İbra sözleşmesi, varlığı tartışmasız olan bir borcun sona erdirilmesine dair bir yol olmakla, varlığı şüpheli ya da tartışmalı olan borçların ibra yoluyla sona ermesi de mümkün olmaz. Bu sebeple işveren tarafından işçinin hak kazanmadığı ileri sürülen bir borcun ibraya konu olması düşünülemez. Savunma ve işverenin diğer kayıtları ile çelişen ibra sözleşmelerinin geçersiz olduğu kabul edilmelidir.
Miktar içeren ibra sözleşmelerinde ise alacağın tamamen ödenmiş olması durumunda borç ifa yoluyla sona ermiş olur. Buna karşın kısmi ödeme hallerinde ibraya değer verilmemekte ve yapılan ödemenin makbuz hükmünde olduğu kabul edilmektedir. Miktar içeren ibranamenin çalışırken alınmış olması makbuz etkisini ortadan kaldırmaz.
Miktar içermeyen ibra sözleşmelerinde ise geçerlilik sorununu titizlikle ele alınmalıdır. İrade fesadı denetimi uygulanmalı ve somut olayın özelliklerine göre ibranamenin geçerliliği konusunda çözümler aranmalıdır. Fesihten sonra düzenlenen ve alacak kalemlerinin tek tek sayıldığı ibranamede irade fesadı haller ileri sürülüp ispatlanmadığı sürece ibra iradesi geçerli sayılmalıdır.
İşçinin ibranamede kanuni haklarını saklı tuttuğuna dair ihtirazi kayda yer vermesi ibra iradesinin bulunmadığını gösterir.
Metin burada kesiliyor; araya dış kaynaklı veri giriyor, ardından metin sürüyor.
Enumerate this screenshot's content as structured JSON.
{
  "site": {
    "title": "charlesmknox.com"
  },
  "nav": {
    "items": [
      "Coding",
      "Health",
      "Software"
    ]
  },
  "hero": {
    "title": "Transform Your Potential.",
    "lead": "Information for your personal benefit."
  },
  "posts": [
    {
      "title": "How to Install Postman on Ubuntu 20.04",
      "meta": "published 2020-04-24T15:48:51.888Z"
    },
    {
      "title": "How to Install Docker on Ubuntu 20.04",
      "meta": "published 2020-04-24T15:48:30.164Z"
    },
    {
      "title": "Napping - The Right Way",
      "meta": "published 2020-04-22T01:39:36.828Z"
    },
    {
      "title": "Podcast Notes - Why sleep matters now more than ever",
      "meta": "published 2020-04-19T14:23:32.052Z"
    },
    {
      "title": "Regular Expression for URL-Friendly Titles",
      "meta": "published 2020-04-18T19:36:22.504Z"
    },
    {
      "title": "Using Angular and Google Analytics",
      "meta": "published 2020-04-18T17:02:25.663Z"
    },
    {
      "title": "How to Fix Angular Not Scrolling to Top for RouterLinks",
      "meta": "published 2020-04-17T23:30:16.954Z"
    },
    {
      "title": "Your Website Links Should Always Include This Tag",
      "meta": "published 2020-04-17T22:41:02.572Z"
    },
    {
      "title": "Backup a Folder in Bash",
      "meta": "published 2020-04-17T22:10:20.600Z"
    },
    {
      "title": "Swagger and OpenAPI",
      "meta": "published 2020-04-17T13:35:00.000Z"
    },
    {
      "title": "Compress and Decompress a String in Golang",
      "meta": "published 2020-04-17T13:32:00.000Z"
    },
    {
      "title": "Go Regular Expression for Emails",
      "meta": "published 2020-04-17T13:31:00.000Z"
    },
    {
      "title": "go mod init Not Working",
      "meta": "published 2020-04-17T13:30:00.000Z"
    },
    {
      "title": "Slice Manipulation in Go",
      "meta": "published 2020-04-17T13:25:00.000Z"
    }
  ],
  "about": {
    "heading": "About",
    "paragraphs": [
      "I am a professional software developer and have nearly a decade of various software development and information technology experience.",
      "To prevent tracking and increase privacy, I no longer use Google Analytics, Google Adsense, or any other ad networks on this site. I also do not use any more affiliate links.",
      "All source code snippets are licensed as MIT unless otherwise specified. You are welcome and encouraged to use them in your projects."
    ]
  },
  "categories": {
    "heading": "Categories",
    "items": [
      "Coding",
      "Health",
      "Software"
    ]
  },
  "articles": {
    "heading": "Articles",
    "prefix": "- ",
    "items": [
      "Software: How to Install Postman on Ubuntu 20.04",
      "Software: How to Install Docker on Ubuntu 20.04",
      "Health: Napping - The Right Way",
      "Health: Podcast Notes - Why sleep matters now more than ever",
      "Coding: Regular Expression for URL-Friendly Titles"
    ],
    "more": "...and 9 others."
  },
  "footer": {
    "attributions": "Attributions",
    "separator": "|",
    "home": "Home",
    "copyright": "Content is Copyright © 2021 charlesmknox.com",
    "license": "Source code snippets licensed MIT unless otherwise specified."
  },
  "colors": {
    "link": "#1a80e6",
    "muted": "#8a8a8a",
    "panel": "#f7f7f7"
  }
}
İbranamede yer almayan işçilik alacakları bakımından borcun sona erdiğinden söz edilemez. İbranamede yer alan işçilik alacaklarının bir kısmı yönünden savunma ile çelişkinin varlığı ibranameyi bütünüyle geçersiz kılmaz. Savunma ile çelişmeyen kısımlar yönünden ibra iradesine değer verilmelidir. Başka bir anlatımla ibranamenin bölünebilir etkisinden söz edilebilir. Bir ibraname bazı alacaklar bakımından makbuz hükmünde sayılırken, bazı işçilik hak ve alacakları bakımından ise çelişki sebebiyle geçersizlikten söz edilebilir. Aynı ibranamede çelişki bulunmayan ve miktar içermeyen kalemler bakımından ise borç ibra yoluyla sona ermiş sayılabilir.
İbraname savunması hakkı ortadan kaldırabilecek itiraz niteliğinde olmakla yargılamanın her aşamasında ileri sürülebilir.
Davacı davalı işyerinden ücret ve prim alacağını bulunduğunu belirtmiştir. Davalı işyeri ise davacının tüm alacaklarının ödendiğini belirtmiştir. Dosya içerisinde bulunan davacının iki tanık huzurunda ihtirazi kayıtsız imzalağı ibranamede davacı ücret alacakları ve her türlü sosyal haklarını aldığını belirtmiştir. İbranamede tanık olarak imzası bulunan kişiler mahkemece dinlenmiş, beyanlarında davacının bu ibranameyi hiçbir baskı altında olmadan imzaladığını ve alacağının kalmadığını beyan ettiğini belirtmişlerdir. Tüm dosya kapsamı hep birlikte değerlendirildiğinde ücret ve bu kapsamda prim alacağı konusunda davacı işçi işvereni 03.03.2010 tarihli ibraname ile ibra etmiş olup davacı ibranamenin baskı altında imzalatıldığını iddia ve ispat edemediğinden alınan ibraname uyarınca ücret ve prim alacağının reddi yerine kabulü hatalı olup bozmayı gerektirmiştir.
SONUÇ: Hükmün yukarıda açıklanan nedenle BOZULMASINA, peşin alınan temyiz harcının istek olması halinde ilgiliye iadesine, 18.03.2013 tarihinde oybirliği ile karar verildi.